さて、本日のリアル名言集は「やってみなければわからない」。非常に一般的な言葉で、なぜこれが名言?な感じですよね?!
私が書いている「名言」って、実は「名言」ではないのかも?その言葉を発した人の人となり、話し方、場の雰囲気、会話のコンテキスト、そして受け皿としての私・・・色々な要因が関係して、ある特殊な瞬間に「名言」として、私の中に残ったものなんですよね~(~_~;)
今回のこの言葉をくださったのは、某ベンチャー企業の監査役。元某一流商社の本部長レベルまで勤められた方。商売や人事の酸いも甘いも噛み分けた親分の気風を持った方です。
当時、私はそのベンチャー企業を卒業する(辞める)べきかどうか、とっても悩んでいました。
ベンチャーらしく、私が入社した時で50名。1年以内に120名くらいに急成長。

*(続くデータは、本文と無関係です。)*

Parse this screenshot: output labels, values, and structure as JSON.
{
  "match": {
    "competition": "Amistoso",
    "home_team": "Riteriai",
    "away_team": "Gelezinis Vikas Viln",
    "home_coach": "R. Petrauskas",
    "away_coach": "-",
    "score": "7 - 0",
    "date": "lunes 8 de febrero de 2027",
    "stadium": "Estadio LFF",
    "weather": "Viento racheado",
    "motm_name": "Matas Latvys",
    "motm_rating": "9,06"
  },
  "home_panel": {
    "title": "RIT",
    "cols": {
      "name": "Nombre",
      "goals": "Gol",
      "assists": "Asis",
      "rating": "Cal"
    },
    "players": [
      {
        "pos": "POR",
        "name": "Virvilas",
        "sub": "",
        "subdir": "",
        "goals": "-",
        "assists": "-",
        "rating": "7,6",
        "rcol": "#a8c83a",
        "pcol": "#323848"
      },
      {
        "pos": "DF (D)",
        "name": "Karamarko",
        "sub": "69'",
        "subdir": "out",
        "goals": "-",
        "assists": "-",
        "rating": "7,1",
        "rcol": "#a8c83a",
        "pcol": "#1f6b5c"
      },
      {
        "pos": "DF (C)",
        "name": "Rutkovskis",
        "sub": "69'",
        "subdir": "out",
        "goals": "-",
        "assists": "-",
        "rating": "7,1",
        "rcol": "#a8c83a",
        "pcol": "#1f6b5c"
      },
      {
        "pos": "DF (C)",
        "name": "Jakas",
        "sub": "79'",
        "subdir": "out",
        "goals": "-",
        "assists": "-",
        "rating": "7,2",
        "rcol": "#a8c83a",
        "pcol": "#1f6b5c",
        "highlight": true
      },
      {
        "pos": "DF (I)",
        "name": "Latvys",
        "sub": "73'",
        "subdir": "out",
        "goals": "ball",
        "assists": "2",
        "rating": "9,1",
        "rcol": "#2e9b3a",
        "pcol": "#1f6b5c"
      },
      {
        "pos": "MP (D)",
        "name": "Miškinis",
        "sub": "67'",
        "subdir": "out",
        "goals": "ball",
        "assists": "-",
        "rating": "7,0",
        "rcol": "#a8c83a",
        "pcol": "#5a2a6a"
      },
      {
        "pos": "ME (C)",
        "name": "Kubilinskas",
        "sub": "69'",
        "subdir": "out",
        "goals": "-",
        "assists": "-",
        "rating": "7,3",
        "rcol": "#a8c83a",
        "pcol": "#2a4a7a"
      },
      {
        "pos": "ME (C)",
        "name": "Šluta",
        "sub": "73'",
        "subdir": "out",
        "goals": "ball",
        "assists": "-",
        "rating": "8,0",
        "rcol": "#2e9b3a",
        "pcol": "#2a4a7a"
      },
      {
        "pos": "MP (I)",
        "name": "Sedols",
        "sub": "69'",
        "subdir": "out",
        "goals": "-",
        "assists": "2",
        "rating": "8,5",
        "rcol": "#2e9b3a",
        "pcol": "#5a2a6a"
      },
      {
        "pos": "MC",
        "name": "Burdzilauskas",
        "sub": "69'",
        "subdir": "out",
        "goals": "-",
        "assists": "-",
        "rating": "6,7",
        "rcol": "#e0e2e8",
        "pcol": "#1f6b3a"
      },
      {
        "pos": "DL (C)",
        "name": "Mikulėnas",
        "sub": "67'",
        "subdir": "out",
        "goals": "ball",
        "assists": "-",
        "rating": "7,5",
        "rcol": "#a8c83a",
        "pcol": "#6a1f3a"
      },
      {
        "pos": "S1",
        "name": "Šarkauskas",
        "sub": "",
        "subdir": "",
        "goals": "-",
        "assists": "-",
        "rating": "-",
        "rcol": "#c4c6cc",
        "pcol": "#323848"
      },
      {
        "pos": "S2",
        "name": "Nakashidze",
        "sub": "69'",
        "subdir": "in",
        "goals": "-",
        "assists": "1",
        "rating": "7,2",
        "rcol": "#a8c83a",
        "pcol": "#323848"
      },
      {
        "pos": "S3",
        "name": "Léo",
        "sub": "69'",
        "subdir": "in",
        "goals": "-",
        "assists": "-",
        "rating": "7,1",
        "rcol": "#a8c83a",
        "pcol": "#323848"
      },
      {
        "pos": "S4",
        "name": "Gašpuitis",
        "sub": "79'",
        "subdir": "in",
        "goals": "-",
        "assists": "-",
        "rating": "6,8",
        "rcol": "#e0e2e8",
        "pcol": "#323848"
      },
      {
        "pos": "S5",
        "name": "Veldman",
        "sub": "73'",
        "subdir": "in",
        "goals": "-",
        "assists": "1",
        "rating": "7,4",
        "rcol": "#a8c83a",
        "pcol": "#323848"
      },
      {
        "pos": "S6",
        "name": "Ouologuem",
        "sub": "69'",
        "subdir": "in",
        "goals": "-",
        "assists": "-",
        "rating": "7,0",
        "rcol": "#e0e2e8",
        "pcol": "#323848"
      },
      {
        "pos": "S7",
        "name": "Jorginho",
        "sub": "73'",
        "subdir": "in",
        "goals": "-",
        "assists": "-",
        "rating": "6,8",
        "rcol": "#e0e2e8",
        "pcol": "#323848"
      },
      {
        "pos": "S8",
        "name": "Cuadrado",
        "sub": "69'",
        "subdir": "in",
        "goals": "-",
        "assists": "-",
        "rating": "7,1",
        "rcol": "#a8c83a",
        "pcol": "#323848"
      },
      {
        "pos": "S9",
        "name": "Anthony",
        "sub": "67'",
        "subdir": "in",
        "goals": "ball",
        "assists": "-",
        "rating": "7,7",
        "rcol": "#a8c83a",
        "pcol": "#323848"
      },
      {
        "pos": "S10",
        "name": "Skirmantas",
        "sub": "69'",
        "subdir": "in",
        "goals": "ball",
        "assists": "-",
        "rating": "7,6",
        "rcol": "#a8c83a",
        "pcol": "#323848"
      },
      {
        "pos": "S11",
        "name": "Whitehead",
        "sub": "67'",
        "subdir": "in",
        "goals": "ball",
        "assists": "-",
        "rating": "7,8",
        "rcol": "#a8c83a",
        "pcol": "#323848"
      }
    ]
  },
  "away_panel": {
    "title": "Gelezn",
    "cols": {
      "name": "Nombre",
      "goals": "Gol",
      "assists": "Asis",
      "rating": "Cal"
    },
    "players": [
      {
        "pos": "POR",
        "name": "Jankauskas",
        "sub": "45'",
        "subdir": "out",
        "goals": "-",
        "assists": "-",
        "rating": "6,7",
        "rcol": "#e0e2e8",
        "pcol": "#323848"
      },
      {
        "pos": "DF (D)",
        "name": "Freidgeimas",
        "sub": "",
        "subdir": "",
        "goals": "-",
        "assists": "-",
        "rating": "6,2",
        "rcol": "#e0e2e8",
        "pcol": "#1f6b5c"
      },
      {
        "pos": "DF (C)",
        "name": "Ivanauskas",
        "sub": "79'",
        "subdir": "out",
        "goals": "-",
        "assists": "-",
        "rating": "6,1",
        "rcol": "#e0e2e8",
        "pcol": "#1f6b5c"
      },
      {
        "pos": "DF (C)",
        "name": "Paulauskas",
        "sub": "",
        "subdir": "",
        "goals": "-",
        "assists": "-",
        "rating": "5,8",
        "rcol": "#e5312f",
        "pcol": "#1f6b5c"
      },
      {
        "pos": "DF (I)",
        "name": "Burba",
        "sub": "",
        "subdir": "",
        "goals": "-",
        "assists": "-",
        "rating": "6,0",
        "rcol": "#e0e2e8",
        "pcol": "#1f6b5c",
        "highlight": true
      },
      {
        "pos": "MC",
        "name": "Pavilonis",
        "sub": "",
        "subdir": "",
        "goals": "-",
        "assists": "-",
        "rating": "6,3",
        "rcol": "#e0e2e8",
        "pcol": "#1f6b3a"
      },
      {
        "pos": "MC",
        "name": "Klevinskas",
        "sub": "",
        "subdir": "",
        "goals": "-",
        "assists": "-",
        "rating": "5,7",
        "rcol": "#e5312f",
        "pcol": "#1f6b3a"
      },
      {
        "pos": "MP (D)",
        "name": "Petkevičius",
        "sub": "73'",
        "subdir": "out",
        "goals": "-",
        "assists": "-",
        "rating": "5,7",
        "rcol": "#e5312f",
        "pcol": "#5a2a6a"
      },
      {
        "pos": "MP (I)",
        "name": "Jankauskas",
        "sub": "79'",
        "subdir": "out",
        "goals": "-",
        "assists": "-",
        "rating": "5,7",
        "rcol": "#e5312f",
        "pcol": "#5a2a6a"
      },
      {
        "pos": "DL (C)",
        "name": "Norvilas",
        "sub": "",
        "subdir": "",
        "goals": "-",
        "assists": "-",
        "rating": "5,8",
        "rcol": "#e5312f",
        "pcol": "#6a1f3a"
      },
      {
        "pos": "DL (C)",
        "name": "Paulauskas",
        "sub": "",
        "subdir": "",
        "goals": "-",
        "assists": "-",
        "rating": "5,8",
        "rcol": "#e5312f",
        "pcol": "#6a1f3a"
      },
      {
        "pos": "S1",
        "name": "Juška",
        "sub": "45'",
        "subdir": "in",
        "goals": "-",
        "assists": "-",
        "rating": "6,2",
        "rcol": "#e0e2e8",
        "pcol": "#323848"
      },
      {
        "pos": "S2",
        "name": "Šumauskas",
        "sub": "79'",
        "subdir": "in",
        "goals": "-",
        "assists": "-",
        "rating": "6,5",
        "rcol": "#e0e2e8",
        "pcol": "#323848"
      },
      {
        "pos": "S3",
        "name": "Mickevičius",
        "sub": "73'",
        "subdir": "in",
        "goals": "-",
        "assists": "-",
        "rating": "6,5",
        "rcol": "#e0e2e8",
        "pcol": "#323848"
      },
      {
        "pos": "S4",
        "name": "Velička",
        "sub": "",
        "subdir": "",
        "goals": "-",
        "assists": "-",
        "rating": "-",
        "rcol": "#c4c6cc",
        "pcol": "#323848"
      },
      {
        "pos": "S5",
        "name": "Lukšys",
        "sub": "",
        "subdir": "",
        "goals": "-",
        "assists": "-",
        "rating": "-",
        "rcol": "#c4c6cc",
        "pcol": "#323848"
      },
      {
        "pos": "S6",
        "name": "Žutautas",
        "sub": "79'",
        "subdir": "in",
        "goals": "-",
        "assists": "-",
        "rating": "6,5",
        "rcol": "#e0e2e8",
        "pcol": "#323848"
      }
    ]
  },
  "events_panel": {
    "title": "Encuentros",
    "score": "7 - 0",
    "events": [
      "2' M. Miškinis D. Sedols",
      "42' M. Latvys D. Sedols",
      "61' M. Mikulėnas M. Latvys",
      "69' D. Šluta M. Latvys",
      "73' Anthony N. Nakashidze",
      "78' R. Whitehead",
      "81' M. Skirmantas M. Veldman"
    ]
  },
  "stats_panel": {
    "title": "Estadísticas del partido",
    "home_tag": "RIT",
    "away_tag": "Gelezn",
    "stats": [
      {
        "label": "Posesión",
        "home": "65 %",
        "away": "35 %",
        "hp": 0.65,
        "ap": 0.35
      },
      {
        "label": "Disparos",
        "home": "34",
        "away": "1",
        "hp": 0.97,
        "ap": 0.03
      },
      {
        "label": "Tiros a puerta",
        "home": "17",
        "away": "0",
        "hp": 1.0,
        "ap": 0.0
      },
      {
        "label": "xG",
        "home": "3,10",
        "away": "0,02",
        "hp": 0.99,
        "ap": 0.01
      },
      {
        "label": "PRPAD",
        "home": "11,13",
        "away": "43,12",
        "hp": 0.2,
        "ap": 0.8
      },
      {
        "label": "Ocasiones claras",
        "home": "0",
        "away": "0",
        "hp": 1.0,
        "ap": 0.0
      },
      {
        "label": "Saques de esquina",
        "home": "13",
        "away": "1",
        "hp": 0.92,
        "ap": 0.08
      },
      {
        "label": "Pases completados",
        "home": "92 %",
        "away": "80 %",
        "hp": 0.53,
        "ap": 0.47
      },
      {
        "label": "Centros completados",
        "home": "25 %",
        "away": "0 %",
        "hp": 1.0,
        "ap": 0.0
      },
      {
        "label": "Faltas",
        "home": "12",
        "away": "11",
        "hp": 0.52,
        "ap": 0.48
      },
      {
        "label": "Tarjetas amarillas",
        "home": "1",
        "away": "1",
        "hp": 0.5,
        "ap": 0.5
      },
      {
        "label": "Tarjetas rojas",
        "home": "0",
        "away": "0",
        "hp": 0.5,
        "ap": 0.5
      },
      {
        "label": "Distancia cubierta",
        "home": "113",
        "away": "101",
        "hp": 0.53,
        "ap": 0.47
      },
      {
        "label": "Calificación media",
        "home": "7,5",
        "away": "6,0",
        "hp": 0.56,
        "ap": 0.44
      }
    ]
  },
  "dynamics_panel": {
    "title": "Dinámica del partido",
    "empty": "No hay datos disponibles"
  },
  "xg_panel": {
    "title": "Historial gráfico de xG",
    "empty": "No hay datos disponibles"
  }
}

海外進出、新規事業立ち上げ(またはクローズ)、IPO、M&Aと目まぐるしく「事件」があり、私自身もマーケティングの世界だけでなく、先にあげた会社の「事件」があるなかで、COO(後のCEO)と行動を共にして、事業開発や経営的視点での活動をさせていただき、日々発見というか、悩みというか(^O^;)、言ってみれば、「成長」を感じ、退屈することなく過ごしていました。
それなのに、なぜやめることを考えたか?
例えば「会社の成長性に疑問をもった」なんてアホな理由?(それを解決する役割にいたのに、それを理由にするのはNG)、あるいは「日々批判にさらされて辛い」とか?(自分の能力不足ですが、これはほんときつかった)、様々な要因を述べることはできますが、それらはただの愚痴であって、辞めるための判断材料にはなっていません。
監査役の一言が理由になったのです。
私がまたまた監査役に愚痴をもらしていたときのことです。多分、こんな風に会話が進みました。
「部下をもってはいるけど、私が上長である意味がない云々・・・」
そんな私の言葉を遮るでもなく、一通り聞いてくださった後で、とても柔らかく
「君はこの会社にいてもいいかもしれないけど、でもきっとスタッフのままだね」
とおっしゃいました。
「どういう意味でしょうか?」
「マネジャーやリーダーにはなれない、ってことだよ」
「リーダーになるって大切なことでしょうか?」
「うーん。僕は会社の仕事で一番おもしろかったのは人事だね。会社も仕事も人で動くんだよ。人事7割、そのほかのことはたった3割だよ」
「でも、私ごときが人の人生を左右するポジションにつくなんておこがましい、と思うのですが・・・私なんかがリーダーを目指して良いのでしょうか?私に向いてますかね?」
「うーん、こればっかりはやってみなければわからない」
と、とても力強くおっしゃいました。その口調と、シンプルな言葉に、目から鱗が落ちました。
自分の器に自信がなくて、自分は専門職タイプ、と自分を枠にはめて十数年。ほんとはリーダーというものに興味しんしんで、やってみたいくせに、なんだかんだと言い訳を作って、逃げていたんだな~、と思いました。
「やってみなければわからない」と言っていただいて、自分にも可能性が零ではない、と思ったら、なんだかとっても嬉しくなったのです。
でも、ほんと、やってみなければわからないと思います。上司も部下も同僚も、組織も、其々に千差万別。その繊細な組み合わせの中で、「リーダー」または「マネジャー」になれるかどうか、はやってみなければわからない!
因みに・・・実際にやってみて、むいているかどうかは人が判断することだと思いますが、少なくとも、私自身は、会社生活あるいはもっというと人生の中で、最も自分が成長した充実した時間だったと思います。
やってみてほんとうによかった、です。